We had been conversing for about a half-hour.
"Mrs. Marley," I told her, recalling Roer's admonitions, "I don't want to take too much of your time."
"Son, I'll tell you when I'm getting tired," she said, very sweetly. "I'm enjoying this."
She spoke of the expansive Marley land holdings in southern Arizona--"The ranch," she called it--where she was to go in a few days. "I'm the only one who really cares about it anymore. But I'm not as sharp as I used to be."
I told her she seemed sharp as a tack.
"I don't know about that. I think I'm losing it sometimes. I can remember riding a horse back in 1930 or something, but don't ask me what I ate for lunch yesterday."
"What did you eat for lunch yesterday?"
"Some vegetable soup and toast."
"How was it?"
"I can't remember." She paused. "I'm just kidding. It was fine."

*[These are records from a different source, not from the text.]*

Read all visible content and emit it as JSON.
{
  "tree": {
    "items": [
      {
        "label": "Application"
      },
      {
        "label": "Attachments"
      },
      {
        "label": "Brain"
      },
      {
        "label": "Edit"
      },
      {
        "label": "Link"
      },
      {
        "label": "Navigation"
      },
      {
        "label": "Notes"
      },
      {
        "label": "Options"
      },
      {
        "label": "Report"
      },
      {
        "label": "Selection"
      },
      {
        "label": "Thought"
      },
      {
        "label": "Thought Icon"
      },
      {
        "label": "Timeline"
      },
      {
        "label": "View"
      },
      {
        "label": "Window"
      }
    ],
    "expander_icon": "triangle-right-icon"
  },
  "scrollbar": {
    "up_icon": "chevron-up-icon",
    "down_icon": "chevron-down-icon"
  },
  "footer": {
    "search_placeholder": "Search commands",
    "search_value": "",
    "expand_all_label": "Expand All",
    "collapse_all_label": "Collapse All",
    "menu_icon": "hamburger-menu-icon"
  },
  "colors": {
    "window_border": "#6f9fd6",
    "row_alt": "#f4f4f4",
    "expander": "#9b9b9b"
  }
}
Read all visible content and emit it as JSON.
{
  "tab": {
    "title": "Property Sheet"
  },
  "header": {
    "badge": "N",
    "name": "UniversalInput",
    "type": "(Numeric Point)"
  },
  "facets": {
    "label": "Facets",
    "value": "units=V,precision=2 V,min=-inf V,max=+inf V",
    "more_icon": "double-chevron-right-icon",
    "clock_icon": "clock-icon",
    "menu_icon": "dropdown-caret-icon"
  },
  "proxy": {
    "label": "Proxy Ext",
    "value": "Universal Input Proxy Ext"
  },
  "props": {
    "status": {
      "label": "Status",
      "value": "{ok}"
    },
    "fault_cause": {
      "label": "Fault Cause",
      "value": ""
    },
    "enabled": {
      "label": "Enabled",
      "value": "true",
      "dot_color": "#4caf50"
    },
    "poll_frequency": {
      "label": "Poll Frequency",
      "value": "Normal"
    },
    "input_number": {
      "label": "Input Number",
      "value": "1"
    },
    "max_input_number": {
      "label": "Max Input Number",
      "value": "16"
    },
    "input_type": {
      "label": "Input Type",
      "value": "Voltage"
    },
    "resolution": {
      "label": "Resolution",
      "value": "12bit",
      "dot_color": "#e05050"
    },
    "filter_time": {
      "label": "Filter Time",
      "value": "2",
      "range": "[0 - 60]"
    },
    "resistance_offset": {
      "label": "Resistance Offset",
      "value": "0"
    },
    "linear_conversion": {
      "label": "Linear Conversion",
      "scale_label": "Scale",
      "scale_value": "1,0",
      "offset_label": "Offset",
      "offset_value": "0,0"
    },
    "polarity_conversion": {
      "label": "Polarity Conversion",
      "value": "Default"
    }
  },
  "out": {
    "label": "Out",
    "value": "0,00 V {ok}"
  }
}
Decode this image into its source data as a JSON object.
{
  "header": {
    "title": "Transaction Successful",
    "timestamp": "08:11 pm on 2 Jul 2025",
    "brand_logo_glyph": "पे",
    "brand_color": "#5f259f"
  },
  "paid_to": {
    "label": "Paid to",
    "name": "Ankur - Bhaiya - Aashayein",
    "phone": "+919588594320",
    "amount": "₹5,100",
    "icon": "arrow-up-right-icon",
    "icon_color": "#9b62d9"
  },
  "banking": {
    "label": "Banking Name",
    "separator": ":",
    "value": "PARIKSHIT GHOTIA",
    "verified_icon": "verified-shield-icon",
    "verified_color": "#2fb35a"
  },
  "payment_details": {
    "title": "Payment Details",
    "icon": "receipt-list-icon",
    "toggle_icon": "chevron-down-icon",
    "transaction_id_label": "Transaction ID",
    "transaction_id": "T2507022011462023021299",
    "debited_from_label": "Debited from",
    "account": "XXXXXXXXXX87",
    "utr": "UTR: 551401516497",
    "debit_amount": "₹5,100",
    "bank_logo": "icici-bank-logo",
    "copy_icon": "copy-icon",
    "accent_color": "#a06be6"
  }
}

Finally, I brought up her horrific February 1991 experience as a crime victim who lived to tell the tale. Two men in black clothing got into the gated community and broke into her home, where she was living alone.
The pair covered her with an afghan, then proceeded to rob her of about $250,000 in jewelry and cash. Before the thieves left, they snatched gold bracelets and a watch from her wrists, bruising her badly as they did so.
No one ever was arrested in the heist.
"I don't think they would have tried something like that when Kemp was around," Mrs. Marley said, chuckling. "He would have eaten them alive.